Snyder had proposed using the Mackinac Bridge Authority to oversee the tunnel, but lawmakers balked amid opposition from former members wary of expanding the bridge authority's scope. Enbridge has agreed to finance the tunnel construction project, which could take 10 years to complete and cost up to $500 million.

The new authority would not have the power to seize land for the project using eminent domain.

If Snyder finalizes state agreements with Enbridge, the legislation specifies that the new authority would be required to enter into enabling agreements by Dec. 31, the governor’s last day in office.

Republicans hope to quickly wrap up tunnel plans to avoid looming road blocks next session. Democratic Gov.-elect Gretchen Whitmer and Attorney General-elect Dana Nessel have both vowed to decommission Line 5 by attempting to revoke the easement that allows it to run through the Straits.

The legislation specifies that if the attorney general declines to represent the tunnel authority in a legal proceeding, including a claim that the tunnel agreement is invalid, Nessel or a successor would have to provide for the costs of outside legal counsel.

Environmental groups, who have long warned about the risk of a major oil spill in the Great Lakes, continue to oppose the tunnel plan.

It would keep the 1953 pipeline “in operation for another decade or more, prolonging the risk of a disastrous oil spill in our Great Lakes,” Lisa Wozniak, executive director at Michigan League of Conservation Voters, said in a statement.

“Creating a new authority to oversee the pipeline does not change the fact that our most precious natural resource will remain at risk. We urge lawmakers in the House to stand up for our Great Lakes and reject this 11th hour attempt to keep oil pumping in our Great Lakes.”

Sen. Adam Hollier of Detroit was the lone Democrat to vote for the bill — and the lone lawmaker to speak on the legislation from the floor prior to the vote. The measure passed in a 25-13 vote. Republican Sens. Joe Hune of Hamburg Township, Rick Jones of Grand Ledge and Tonya Schuitmaker of Lawton voted against the plan.  

Hollier noted the tunnel construction project would create a years-long job opportunity for laborers and said he was sympathetic with propane needs in the Upper Peninsula.

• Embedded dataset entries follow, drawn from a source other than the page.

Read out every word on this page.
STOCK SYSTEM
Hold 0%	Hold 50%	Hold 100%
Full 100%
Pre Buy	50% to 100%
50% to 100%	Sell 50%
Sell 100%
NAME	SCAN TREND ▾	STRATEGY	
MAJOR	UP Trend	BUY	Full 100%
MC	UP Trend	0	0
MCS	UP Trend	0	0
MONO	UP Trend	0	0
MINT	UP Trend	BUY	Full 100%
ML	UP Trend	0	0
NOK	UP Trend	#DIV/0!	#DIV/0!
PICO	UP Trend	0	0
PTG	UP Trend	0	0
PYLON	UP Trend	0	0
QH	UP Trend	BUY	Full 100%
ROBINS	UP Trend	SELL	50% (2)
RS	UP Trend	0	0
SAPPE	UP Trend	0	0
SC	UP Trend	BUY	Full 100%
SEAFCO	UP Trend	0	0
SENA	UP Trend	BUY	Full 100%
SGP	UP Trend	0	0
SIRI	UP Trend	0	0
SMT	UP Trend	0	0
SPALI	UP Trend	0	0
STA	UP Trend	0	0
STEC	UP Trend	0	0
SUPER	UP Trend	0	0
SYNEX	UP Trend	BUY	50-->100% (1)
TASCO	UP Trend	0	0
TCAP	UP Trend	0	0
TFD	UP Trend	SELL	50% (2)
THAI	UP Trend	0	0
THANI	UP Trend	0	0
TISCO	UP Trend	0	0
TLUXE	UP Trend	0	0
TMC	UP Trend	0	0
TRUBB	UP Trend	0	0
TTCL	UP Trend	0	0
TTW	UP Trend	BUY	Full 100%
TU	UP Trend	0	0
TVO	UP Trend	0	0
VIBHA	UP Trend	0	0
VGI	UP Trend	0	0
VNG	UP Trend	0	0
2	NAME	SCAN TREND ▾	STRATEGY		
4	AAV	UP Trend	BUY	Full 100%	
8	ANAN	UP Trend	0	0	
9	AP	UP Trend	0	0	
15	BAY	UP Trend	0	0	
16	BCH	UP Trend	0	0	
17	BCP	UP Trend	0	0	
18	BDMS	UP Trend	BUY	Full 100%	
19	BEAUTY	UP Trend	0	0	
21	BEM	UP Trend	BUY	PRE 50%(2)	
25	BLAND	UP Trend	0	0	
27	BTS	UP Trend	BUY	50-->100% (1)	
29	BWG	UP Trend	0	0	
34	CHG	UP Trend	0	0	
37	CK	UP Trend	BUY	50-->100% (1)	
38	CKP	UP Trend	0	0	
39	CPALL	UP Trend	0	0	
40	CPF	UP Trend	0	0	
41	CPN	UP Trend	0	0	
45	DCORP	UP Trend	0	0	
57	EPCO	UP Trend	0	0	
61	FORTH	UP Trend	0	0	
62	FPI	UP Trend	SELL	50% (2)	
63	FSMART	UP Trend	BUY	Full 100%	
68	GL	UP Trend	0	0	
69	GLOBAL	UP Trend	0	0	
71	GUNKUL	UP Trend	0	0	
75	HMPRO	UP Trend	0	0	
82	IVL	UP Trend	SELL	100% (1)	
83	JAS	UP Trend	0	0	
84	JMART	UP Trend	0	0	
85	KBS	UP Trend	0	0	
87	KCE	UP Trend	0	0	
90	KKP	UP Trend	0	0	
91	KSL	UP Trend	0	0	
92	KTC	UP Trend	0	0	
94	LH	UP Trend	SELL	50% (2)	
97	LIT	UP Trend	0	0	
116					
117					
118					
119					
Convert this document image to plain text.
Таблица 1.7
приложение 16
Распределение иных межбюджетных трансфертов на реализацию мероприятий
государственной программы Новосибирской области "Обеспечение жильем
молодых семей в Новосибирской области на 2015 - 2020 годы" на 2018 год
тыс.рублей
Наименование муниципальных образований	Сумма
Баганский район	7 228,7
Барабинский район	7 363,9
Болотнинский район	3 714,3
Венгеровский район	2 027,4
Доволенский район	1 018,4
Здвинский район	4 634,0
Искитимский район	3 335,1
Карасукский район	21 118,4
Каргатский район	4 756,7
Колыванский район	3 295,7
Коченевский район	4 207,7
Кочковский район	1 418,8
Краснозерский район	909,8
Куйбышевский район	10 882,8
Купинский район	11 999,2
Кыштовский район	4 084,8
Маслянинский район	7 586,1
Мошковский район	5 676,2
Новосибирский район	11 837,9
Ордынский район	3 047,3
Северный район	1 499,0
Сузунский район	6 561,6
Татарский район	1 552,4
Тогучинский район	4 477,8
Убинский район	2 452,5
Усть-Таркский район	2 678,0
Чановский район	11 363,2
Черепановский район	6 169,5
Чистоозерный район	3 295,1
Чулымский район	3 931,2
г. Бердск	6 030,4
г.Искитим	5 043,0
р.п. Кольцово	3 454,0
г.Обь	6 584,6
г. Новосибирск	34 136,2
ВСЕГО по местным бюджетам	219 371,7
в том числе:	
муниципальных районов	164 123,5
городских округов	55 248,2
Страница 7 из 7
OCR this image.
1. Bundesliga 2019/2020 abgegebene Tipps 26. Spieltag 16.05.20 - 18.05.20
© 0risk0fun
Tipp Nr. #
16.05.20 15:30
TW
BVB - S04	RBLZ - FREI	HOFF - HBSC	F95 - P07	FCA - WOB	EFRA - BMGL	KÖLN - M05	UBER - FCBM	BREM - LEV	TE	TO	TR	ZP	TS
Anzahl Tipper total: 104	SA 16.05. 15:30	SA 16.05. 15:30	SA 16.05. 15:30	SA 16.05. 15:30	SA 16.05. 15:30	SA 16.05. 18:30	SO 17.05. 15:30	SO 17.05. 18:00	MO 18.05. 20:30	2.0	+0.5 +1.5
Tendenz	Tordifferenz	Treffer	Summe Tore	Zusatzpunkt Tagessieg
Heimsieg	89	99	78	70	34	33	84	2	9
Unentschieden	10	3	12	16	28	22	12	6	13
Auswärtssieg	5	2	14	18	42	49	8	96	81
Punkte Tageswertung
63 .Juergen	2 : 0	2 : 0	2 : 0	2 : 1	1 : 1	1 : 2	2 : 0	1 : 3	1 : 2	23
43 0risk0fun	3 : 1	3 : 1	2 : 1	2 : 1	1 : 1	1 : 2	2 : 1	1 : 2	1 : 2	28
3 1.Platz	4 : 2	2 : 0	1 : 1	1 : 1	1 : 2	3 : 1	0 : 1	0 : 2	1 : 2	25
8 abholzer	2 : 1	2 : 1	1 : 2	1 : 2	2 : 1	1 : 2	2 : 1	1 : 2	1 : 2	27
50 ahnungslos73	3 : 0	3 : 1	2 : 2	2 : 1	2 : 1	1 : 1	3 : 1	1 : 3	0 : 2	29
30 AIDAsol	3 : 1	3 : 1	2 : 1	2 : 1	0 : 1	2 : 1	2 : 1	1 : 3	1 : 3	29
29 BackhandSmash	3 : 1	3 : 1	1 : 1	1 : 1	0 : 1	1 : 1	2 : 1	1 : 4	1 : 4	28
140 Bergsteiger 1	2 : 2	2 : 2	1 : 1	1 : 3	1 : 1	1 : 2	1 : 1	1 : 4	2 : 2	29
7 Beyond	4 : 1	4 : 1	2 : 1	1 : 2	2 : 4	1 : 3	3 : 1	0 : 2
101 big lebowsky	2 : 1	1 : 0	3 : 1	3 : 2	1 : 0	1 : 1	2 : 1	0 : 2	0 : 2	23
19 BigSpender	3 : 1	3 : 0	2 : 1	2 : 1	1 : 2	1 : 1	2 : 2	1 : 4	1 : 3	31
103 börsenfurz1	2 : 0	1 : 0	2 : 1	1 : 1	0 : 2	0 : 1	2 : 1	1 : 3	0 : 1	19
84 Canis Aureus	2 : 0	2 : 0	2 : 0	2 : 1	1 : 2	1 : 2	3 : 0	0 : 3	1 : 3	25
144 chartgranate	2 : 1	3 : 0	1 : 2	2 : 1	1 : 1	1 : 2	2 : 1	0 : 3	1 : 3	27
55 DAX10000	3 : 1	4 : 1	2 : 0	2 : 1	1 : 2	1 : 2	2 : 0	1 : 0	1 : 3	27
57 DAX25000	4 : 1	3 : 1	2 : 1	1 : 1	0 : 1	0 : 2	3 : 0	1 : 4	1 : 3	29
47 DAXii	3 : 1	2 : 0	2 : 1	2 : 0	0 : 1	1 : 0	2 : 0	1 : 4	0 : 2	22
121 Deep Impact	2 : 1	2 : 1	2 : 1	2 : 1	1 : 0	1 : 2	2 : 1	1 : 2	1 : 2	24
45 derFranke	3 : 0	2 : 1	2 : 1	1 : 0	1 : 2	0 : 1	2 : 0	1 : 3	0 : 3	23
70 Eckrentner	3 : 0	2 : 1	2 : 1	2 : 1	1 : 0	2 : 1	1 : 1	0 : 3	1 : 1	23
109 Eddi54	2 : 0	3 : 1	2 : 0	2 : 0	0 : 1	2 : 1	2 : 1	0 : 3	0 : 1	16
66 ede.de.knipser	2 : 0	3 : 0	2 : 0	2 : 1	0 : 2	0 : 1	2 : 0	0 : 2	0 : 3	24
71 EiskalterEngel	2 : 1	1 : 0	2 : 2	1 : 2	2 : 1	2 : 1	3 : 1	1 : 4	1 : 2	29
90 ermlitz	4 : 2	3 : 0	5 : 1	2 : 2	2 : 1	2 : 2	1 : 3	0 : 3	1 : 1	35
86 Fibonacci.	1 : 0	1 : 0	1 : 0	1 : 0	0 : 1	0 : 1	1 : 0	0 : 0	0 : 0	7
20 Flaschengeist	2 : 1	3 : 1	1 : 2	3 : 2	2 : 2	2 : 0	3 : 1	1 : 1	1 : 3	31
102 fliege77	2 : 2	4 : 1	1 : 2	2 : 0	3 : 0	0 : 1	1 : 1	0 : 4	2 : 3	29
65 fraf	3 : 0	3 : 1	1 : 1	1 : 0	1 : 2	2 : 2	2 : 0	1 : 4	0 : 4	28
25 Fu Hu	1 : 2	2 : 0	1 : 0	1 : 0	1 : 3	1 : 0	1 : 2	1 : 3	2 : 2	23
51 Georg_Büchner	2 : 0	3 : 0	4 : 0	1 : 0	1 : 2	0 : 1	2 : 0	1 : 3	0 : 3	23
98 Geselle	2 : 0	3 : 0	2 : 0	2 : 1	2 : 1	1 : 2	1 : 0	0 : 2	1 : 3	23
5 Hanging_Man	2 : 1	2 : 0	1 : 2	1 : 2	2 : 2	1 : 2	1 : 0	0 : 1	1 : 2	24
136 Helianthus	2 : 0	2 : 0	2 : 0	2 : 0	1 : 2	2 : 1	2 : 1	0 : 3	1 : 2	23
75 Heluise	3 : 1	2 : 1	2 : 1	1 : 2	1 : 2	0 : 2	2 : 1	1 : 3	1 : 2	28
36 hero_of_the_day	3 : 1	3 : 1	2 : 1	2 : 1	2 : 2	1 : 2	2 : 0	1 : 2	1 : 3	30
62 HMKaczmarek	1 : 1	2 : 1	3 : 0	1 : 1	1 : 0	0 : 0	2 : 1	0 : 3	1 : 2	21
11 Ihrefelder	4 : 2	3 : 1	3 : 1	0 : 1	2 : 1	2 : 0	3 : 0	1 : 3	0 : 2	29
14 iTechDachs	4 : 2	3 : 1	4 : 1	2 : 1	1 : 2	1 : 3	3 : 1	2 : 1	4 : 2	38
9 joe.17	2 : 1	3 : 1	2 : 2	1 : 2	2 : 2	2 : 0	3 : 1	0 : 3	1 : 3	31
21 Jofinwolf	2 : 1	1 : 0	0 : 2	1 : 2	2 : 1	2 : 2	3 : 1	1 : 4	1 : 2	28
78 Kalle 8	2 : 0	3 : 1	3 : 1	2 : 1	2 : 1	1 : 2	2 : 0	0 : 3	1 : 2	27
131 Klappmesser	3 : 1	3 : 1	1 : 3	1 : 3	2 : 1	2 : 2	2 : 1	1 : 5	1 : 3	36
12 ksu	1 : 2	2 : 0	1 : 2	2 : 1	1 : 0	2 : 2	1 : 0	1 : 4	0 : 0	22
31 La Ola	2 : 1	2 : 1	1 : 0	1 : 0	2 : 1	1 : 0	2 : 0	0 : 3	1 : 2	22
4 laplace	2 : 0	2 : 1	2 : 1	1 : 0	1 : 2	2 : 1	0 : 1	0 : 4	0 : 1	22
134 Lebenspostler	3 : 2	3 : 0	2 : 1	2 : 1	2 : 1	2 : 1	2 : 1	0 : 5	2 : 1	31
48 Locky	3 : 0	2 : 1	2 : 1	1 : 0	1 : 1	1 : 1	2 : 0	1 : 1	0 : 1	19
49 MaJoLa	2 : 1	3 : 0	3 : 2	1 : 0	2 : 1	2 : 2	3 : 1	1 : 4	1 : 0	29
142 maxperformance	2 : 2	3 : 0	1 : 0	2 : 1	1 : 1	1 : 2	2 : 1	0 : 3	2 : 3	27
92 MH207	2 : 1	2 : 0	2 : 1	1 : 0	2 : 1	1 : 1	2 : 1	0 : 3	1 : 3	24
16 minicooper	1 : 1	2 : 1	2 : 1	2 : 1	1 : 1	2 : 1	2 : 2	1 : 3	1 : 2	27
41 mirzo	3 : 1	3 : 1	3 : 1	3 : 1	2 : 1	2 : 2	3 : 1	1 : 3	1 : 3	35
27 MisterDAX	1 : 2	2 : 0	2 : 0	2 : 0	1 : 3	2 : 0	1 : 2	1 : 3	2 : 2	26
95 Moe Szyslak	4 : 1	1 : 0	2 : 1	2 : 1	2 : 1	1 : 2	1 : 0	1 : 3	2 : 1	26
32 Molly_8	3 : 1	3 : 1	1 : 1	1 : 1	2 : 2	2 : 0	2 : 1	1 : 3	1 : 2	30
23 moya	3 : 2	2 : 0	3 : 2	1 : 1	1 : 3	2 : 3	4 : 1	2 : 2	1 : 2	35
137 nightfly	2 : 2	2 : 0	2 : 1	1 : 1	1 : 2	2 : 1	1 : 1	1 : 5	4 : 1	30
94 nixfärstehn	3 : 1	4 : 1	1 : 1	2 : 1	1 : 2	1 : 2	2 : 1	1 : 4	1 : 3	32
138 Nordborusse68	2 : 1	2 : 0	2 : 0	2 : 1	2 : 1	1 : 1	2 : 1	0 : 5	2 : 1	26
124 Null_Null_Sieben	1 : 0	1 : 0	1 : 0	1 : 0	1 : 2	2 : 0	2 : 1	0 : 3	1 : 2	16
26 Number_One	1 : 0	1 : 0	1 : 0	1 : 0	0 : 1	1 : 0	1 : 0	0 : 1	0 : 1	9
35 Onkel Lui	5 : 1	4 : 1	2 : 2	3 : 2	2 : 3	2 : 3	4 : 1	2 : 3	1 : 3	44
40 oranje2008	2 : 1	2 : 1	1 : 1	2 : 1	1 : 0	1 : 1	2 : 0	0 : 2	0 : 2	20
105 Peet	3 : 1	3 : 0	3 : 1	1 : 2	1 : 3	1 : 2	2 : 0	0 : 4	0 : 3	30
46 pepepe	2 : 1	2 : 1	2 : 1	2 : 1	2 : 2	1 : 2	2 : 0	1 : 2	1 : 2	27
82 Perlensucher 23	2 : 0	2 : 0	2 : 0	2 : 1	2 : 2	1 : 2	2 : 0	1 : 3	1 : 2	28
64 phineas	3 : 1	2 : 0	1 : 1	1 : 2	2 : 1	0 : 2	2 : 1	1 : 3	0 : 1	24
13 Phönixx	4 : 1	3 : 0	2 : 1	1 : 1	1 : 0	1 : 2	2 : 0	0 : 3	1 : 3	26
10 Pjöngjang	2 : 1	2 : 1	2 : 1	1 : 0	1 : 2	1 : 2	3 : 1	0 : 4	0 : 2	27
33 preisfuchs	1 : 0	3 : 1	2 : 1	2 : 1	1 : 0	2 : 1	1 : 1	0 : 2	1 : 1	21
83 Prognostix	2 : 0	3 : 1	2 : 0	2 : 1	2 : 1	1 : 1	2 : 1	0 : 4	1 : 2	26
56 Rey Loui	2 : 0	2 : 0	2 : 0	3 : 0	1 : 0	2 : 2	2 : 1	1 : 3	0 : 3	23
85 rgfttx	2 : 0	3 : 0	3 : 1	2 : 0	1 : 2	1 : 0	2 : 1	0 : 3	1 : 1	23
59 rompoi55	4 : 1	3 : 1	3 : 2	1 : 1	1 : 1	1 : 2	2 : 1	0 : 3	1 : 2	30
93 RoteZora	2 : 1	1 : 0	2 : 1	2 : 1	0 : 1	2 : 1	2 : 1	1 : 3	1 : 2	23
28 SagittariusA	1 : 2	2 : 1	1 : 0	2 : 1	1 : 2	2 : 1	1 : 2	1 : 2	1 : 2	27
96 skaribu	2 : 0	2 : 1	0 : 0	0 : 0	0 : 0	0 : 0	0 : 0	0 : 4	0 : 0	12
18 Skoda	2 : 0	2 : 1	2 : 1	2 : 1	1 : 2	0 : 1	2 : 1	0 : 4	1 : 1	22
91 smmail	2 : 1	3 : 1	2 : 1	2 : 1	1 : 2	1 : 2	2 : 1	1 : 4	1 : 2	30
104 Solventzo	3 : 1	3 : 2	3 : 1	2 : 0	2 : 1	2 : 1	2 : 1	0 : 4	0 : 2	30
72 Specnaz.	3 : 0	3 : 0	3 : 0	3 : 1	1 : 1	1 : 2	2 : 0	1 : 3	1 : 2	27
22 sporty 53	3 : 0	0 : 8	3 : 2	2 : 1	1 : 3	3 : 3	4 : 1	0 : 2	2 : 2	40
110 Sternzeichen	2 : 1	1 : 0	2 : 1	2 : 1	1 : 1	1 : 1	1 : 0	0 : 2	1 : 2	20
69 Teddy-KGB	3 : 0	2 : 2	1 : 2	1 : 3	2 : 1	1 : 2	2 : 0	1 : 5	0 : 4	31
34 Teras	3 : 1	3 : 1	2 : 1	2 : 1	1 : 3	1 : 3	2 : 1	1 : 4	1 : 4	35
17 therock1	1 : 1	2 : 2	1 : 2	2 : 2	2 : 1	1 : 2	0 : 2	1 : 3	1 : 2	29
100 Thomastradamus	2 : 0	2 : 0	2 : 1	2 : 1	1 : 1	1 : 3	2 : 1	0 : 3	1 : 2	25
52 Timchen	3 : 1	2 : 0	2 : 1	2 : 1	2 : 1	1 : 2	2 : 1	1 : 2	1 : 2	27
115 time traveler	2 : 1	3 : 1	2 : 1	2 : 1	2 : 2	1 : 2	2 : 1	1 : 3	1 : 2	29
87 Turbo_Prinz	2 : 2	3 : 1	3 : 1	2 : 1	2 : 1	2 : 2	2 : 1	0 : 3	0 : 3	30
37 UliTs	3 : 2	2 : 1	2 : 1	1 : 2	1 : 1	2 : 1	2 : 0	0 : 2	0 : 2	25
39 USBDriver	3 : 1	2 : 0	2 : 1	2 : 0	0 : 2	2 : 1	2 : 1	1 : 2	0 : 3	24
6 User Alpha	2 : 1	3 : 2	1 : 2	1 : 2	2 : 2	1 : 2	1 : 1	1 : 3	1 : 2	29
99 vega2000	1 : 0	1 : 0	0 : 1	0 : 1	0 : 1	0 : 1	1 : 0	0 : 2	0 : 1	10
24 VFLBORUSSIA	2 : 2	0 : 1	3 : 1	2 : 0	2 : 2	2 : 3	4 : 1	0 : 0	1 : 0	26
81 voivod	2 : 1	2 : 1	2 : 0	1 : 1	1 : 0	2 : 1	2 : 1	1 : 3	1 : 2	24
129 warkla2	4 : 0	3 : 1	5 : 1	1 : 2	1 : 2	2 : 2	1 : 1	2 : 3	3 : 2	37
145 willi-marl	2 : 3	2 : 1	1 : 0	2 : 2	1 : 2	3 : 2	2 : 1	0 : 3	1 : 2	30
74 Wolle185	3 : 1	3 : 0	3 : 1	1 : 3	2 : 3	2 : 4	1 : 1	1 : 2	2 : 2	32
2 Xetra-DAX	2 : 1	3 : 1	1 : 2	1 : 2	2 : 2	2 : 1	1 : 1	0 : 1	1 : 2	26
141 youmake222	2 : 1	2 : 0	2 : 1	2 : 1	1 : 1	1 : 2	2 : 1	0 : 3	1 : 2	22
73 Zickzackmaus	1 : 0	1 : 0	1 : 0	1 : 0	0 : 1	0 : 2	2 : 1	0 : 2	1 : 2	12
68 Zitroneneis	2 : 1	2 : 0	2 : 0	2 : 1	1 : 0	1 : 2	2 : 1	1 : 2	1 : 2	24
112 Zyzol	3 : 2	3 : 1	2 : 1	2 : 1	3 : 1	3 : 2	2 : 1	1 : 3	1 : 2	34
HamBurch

Line 5 delivers a majority of the propane used in the region to heat homes.

“Any change to their supply would mean that people would be colder this winter,” said Hollier, who was sworn in last month to complete a partial term and will return next session. “They would have a much more difficult time providing heat and supporting their family.”

While Enbridge is paying for the tunnel, Snyder is proposing a $4.5 million state appropriation for oversight purposes in the current fiscal year. 

"If Enbridge would have paid for it, the first thing that would have happened is people would come out saying that they're paying for oversight and they're going to try to get away with something," said Sen. Tom Casperson, an Escanaba Republican who sponsored the tunnel legislation. 

The revised bill specifies that neither the state nor the authority can enter into an agreement to accept any liability for the planned tunnel.

"We are not on the hook for anything," Casperson said. "Enbridge takes on all liability here, and they've agreed to that. It's going into statute."

The tunnel authority would have a "joint defense agreement" with Enbridge to cover a variety of potential legal cases, said Ed Golder, a spokesman for the Michigan Department of Natural Resources. But the authority would not have any direct costs in lawsuits because the state attorney general would have to provide defense or cover costs.

The tunnel plan now heads to the House for consideration next week. Rep. Lee Chatfield, a Levering Republican poised to become House Speaker next year, has voiced support.

“We’re doing all we can to place a solution on Gov. Snyder’s desk that enables the construction of an underground infrastructure corridor with the proper oversight to hold all parties accountable,” Chatfield said Tuesday.

The Michigan Department of Environmental Quality announced this week it issued Enbridge a permit to install an additional 48 anchor support structures into the lake bed to further secure the aging Line 5 dual pipelines.